V‑Mann-Affäre setzt Karlsruhe unter Druck
Bundespolitiker verlangen Aufklärung
(LR, 22.5.) Während sich Innenminister Jörg Schönbohm (CDU) gestern im Landtag wegen der
jüngsten V‑Mann-Affäre (die RUNDSCHAU berichtete) hinter
Verfassungsschutz-Chef Heiner Wegesin stellte, zieht der Vorfall weiter Kreise.
Inzwischen wächst der Druck auf die Bundesanwaltschaft in Karlsruhe.
Politiker der rot-grünen Regierungskoalition im Bund sowie der Opposition verlangen
Aufklärung, nachdem der Behörde schon früh bekannt geworden war, dass ein
V‑Mann des Brandenburger Verfassungsschutzes im Februar 2001 eine Polizeirazzia
an einen Neonazi verraten hatte. Dennoch hatte die Bundesanwaltschaft nach
RUNDSCHAU-Informationen erst vor zwei Wochen die Potsdamer Staatsanwaltschaft
informiert, die Ermittlungen wegen des Verdachts des Verrats von
Dienstgeheimnissen einleitete.
Kein Anlass für Information
In Potsdamer Sicherheitskreisen heißt es, schon im Februar 2001 habe
Bundesanwalt Wolfgang Siegmund von dem Verrat der geplanten Razzia erfahren.
Mehrmals habe der Potsdamer Innen-Staatssekretär Eike Lancelle bei der
Bundesanwaltschaft auf Ermittlungen gedrängt. Siegmund informierte jedoch erst
Anfang Mai
d
ieses Jahres die Potsdamer Staatsanwaltschaft.
Die Bundesanwaltschaft gab gestern nur eine kurze schriftliche Erklärung ab.
Darin heißt es, die im Zusammenhang mit der Razzia “bekanntgewordenen
Umstände enthielten keinen Sachverhalt, der zu einer Klärung unter den beteiligten
Landesbehörden oder gar zur Einschaltung der zuständigen
Landesstaatsanwaltschaft hätte Anlass geben müssen”. Warum dieser Anlass aber vor
zwei Wochen
gegeben war, bleibt offen.
Wiefelspütz: Alarmzeichen
Der stellvertretende Vorsitzende der CDU/CSU-Bundestagsfraktion Wolfgang
Bosbach sieht in dem Vorfall “einen sehr brisanter Vorgang, der dringend der
Aufklärung bedarf”. Bosbach kündigte an, der Innenausschuss des Bundestages
werde sich mit dem Thema befassen. Der innenpolitische Sprecher der SPD-Fraktion
im Bundestag, Dieter Wiefelspütz, sprach von einem “Alarmzeichen”, sollte die
Bundesanwaltschaft in die V‑Mann-Affäre verwickelt sein.

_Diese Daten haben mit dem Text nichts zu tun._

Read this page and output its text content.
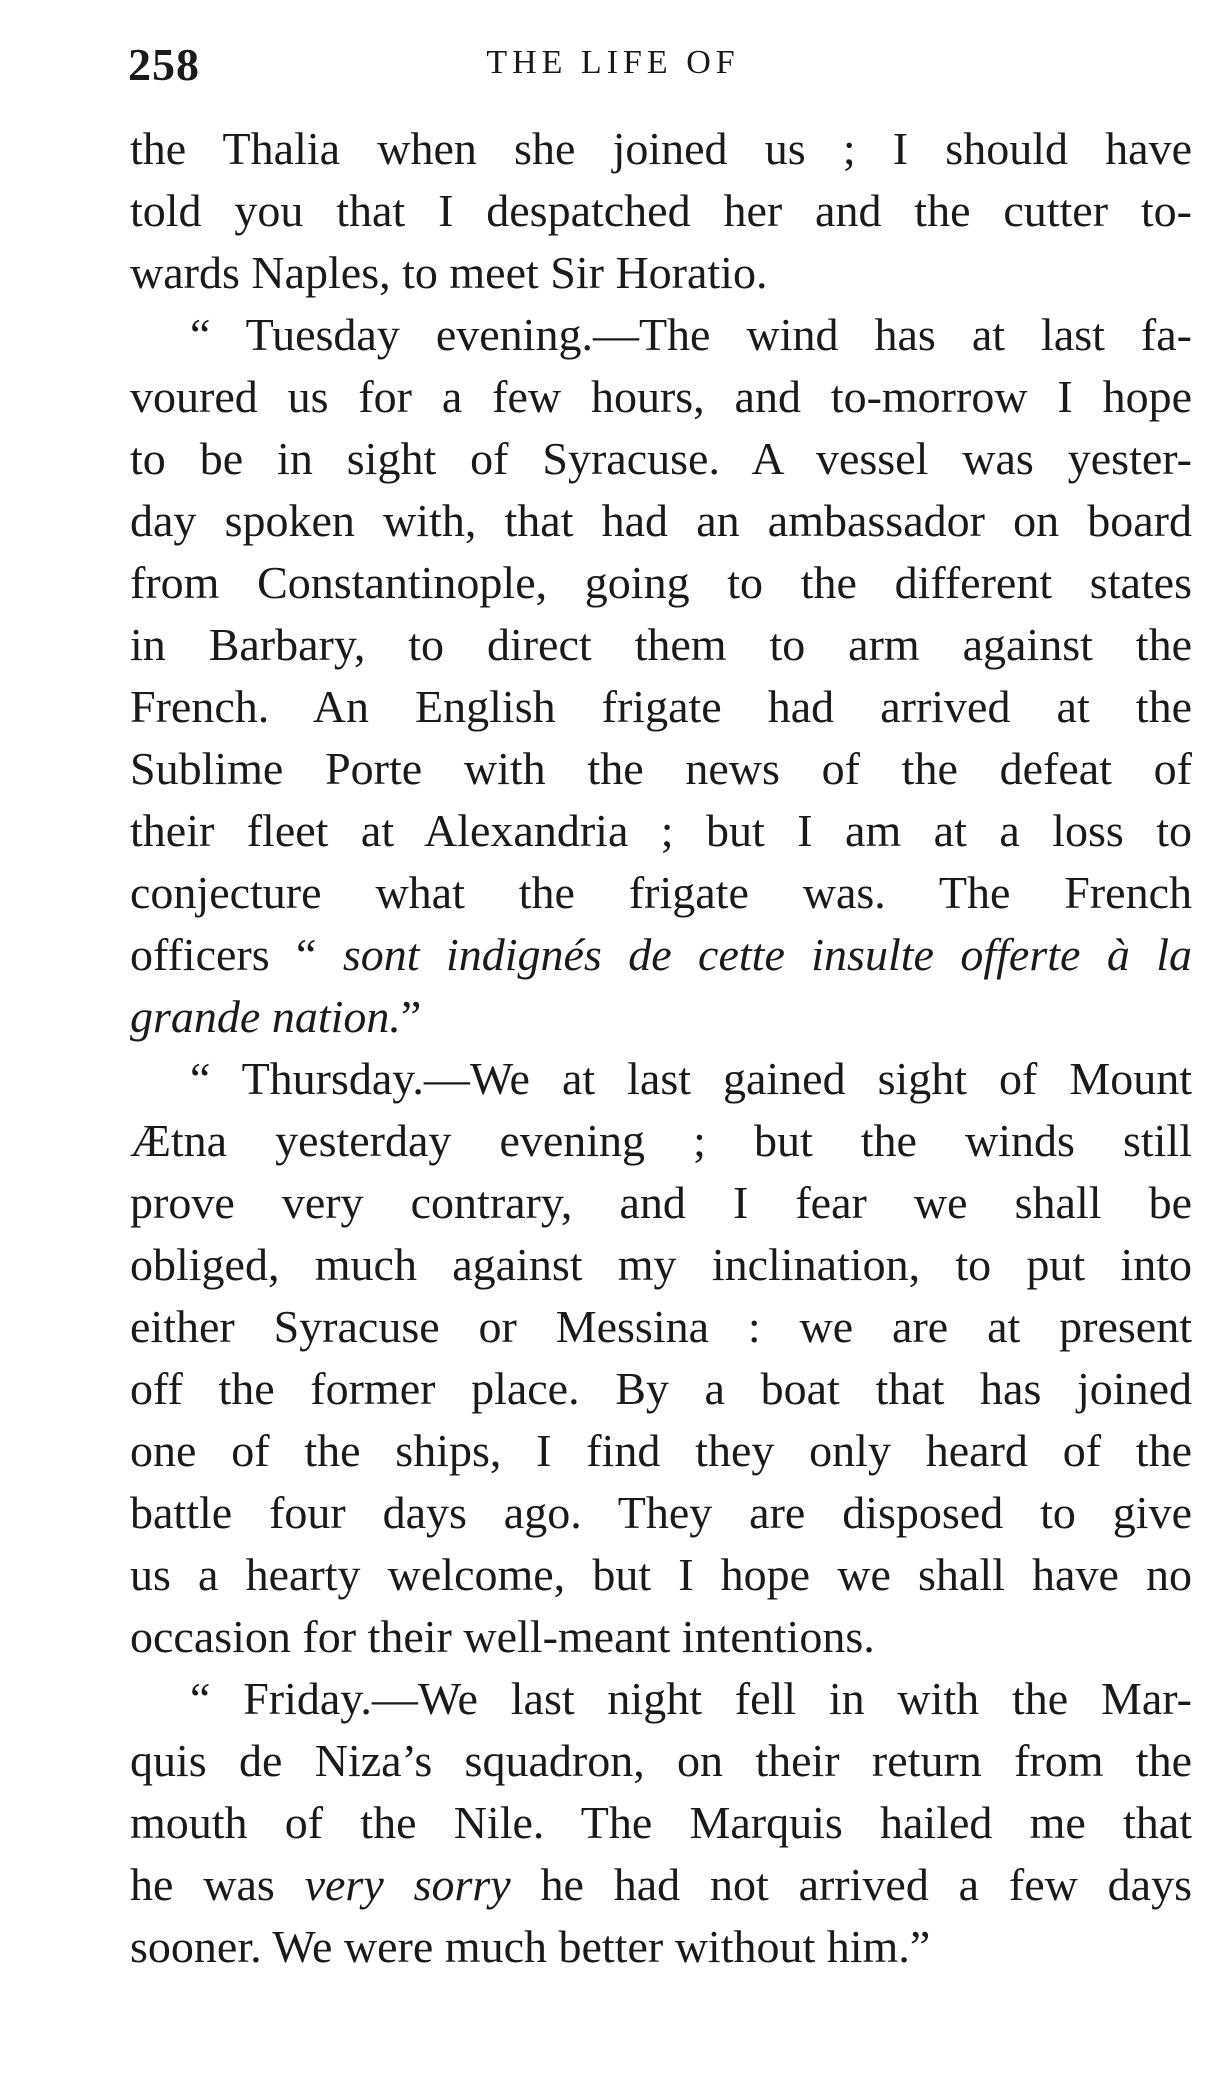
258	THE LIFE OF
the Thalia when she joined us ; I should have
told you that I despatched her and the cutter to-
wards Naples, to meet Sir Horatio.
“ Tuesday evening.—The wind has at last fa-
voured us for a few hours, and to-morrow I hope
to be in sight of Syracuse. A vessel was yester-
day spoken with, that had an ambassador on board
from Constantinople, going to the different states
in Barbary, to direct them to arm against the
French. An English frigate had arrived at the
Sublime Porte with the news of the defeat of
their fleet at Alexandria ; but I am at a loss to
conjecture what the frigate was. The French
officers “ sont indignés de cette insulte offerte à la
grande nation.”
“ Thursday.—We at last gained sight of Mount
Ætna yesterday evening ; but the winds still
prove very contrary, and I fear we shall be
obliged, much against my inclination, to put into
either Syracuse or Messina : we are at present
off the former place. By a boat that has joined
one of the ships, I find they only heard of the
battle four days ago. They are disposed to give
us a hearty welcome, but I hope we shall have no
occasion for their well-meant intentions.
“ Friday.—We last night fell in with the Mar-
quis de Niza’s squadron, on their return from the
mouth of the Nile. The Marquis hailed me that
he was very sorry he had not arrived a few days
sooner. We were much better without him.”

Die Bundesanwaltschaft ermittelt, wie berichtet, seit Januar 2001 gegen die
Brandenburger Terrorgruppe “Nationale Bewegung”, die Brandanschläge und
andere Straftaten begangen hat.
Die Potsdamer Polizei hoffte, bei der geplanten Razzia Hinweise auf die
militanten Neonazis zu finden. Als der Verrat des V‑Manns bekannt wurde, zog die
Polizei die Razzia hektisch vor, fand aber keine Hinweise auf die “Nationale
Bewegung”. Bis heute konnten ihre Mitglieder nicht ermittelt werden. Unklar
bleibt auch, warum die Straftatenserie Ende Januar 2001 abbrach.